L'Inter continua la sua marcia trionfale, e dopo la vittoria contro il Bologna, l'entusiasmo in casa nerazzurra è palpabile. A parlare, al posto di un afono Cristian Chivu, è il suo vice, Aleksandar Kolarov, che ai microfoni non nasconde la soddisfazione per il successo ottenuto e lancia un chiaro messaggio in vista del futuro.
"È stata una grande vittoria, anche se abbiamo sprecato troppe occasioni", ha esordito Kolarov. "Già a Riad non avevamo concretizzato a sufficienza, e stasera volevamo fare meglio. La squadra, dal nostro punto di vista, ha iniziato subito a giocare bene fin dal primo minuto".
Ancora una volta, protagonista assoluto è stato Lautaro Martinez: "È il nostro capitano e leader, e vorrei sottolineare che gioca così anche in allenamento, non ne sbaglia mai uno. Abbiamo preparato la sua posizione in questo modo, lui è talmente bravo nel capire come e dove muoversi, come nell'occasione del primo gol". Lautaro, sempre più leader e trascinatore, sembra aver trovato la sua dimensione ideale in questa Inter, diventando un punto di riferimento imprescindibile per i compagni.
Kolarov ha poi svelato un aneddoto divertente riguardo al rapporto tra Chivu e Inzaghi: "Chivu sembra una persona calma, ma non lo è per nulla! Urla di più rispetto a Simone. Non ero mai stato così vicino a Inzaghi come lo sono con Chivu".

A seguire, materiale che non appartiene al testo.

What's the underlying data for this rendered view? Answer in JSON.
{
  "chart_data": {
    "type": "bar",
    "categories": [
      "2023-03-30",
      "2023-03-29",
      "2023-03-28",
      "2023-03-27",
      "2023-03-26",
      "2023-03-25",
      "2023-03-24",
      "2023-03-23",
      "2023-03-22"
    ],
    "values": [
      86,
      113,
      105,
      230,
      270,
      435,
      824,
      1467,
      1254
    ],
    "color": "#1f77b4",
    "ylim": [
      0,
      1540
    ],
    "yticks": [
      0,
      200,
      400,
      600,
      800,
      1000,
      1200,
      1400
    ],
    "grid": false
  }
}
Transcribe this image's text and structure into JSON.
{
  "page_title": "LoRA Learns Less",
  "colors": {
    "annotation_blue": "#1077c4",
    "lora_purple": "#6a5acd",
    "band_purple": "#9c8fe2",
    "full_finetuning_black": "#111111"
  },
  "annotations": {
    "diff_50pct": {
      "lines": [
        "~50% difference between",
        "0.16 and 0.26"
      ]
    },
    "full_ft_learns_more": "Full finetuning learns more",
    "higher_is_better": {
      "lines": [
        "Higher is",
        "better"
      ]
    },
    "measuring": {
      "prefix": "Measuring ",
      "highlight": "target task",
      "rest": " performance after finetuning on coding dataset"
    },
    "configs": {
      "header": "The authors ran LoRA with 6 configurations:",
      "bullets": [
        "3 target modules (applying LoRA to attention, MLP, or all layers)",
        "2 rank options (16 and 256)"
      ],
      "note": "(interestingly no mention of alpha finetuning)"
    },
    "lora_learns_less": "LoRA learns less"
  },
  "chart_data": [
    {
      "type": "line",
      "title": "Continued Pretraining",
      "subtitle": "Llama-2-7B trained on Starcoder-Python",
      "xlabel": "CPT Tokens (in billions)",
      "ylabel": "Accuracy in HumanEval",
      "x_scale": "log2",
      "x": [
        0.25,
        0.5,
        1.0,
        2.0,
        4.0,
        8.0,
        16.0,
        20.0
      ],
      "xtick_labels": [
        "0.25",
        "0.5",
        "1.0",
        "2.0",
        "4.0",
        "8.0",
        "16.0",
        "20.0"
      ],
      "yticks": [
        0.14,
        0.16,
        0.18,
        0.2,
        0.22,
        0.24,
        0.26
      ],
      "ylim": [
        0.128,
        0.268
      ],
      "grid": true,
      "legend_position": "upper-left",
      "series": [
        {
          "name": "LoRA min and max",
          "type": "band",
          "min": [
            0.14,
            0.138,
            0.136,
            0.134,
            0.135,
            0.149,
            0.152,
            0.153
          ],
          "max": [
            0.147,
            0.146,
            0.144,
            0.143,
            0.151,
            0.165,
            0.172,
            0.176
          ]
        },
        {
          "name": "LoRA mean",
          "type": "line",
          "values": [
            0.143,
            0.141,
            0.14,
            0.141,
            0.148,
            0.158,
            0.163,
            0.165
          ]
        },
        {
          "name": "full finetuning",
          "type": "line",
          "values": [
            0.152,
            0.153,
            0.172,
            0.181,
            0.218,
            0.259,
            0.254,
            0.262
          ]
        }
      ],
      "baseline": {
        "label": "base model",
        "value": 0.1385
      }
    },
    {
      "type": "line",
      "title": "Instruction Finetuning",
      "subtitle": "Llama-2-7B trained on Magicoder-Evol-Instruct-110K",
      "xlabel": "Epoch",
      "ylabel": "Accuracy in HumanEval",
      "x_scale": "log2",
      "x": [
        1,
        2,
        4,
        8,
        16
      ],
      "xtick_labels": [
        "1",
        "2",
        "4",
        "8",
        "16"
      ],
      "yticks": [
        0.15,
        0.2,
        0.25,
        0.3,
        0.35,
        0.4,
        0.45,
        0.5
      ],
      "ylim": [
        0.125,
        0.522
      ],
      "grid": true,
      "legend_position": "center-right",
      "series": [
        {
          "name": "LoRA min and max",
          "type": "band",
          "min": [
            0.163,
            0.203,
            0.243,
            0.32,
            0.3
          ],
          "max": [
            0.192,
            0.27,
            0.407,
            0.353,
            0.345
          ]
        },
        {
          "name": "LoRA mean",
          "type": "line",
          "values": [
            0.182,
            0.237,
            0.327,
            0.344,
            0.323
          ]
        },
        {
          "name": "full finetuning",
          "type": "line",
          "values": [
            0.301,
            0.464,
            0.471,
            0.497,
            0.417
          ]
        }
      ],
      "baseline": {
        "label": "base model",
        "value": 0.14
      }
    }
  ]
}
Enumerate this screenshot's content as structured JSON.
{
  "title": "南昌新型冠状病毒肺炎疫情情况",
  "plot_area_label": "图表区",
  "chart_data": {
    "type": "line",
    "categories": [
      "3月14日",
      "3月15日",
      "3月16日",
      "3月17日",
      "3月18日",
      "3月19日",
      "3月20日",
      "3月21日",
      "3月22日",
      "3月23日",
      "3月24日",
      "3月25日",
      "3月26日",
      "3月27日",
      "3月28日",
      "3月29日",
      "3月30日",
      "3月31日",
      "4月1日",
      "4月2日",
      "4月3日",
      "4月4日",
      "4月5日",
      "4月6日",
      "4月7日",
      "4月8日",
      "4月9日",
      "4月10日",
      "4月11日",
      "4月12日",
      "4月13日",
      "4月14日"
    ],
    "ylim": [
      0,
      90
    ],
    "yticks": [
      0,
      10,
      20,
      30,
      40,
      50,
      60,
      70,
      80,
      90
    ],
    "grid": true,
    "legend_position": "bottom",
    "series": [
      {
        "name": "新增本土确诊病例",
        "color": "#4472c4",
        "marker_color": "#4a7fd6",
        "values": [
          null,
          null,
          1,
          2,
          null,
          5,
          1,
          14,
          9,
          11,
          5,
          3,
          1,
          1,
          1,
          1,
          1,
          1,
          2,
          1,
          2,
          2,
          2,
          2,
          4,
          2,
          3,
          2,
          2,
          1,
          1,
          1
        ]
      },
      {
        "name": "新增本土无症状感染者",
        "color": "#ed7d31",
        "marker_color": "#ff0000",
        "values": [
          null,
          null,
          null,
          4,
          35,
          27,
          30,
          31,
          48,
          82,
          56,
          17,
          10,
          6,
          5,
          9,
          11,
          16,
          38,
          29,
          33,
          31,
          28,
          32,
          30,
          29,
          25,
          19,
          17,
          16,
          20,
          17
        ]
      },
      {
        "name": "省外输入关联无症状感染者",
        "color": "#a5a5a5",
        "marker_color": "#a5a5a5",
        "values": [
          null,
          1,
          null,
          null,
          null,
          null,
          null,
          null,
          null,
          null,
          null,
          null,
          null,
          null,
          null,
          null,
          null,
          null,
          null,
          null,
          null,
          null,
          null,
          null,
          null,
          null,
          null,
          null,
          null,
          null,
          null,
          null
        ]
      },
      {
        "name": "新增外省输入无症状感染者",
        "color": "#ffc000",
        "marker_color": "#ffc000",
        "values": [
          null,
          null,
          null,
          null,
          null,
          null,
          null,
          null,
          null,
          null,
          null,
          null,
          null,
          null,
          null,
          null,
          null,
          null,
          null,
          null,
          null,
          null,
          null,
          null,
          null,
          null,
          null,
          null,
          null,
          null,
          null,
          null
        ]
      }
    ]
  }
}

Ma qual è il segreto di questo Inter così solida e vincente? "Non volevamo stravolgere nulla, volevamo aggiungere altre cose", spiega Kolarov. "La squadra è andata vicina a vincere tutto lo scorso anno, noi abbiamo toccato alcuni punti umani e lavorando tanto sul campo, la squadra sta prendendo una piega importante. Da quando comincia il girone di ritorno, inizia un nuovo campionato. Siamo primi in classifica e vogliamo restare lì, ma c'è tanto da fare e lavorare".
Le parole di Kolarov suonano come una carica per l'ambiente nerazzurro. L'obiettivo è chiaro: confermarsi al vertice e lottare per lo Scudetto fino alla fine. La strada è ancora lunga e insidiosa, ma l'Inter sembra avere tutte le carte in regola per competere ai massimi livelli. La leadership di Lautaro, la solidità difensiva e la qualità del gioco sono le armi a disposizione di Inzaghi per affrontare al meglio la seconda parte della stagione.
Il campionato di Serie A 2025/2026 si preannuncia più avvincente che mai, con diverse squadre pronte a contendersi il titolo. Oltre all'Inter, anche Juventus, Milan e Napoli sembrano in grado di lottare per le posizioni di vertice. Sarà fondamentale, quindi, mantenere alta la concentrazione e non commettere passi falsi, perché ogni partita sarà una battaglia. L'Inter, forte del suo organico e del suo gioco, è pronta a dare il massimo per raggiungere l'obiettivo Scudetto.
In conclusione, l'Inter guarda al futuro con fiducia e determinazione. Le parole di Kolarov sono un segnale chiaro: la squadra è consapevole della propria forza e non ha intenzione di mollare la presa. Il girone di ritorno sarà un vero e proprio banco di prova, ma l'Inter è pronta a rispondere presente e a lottare per la vittoria finale.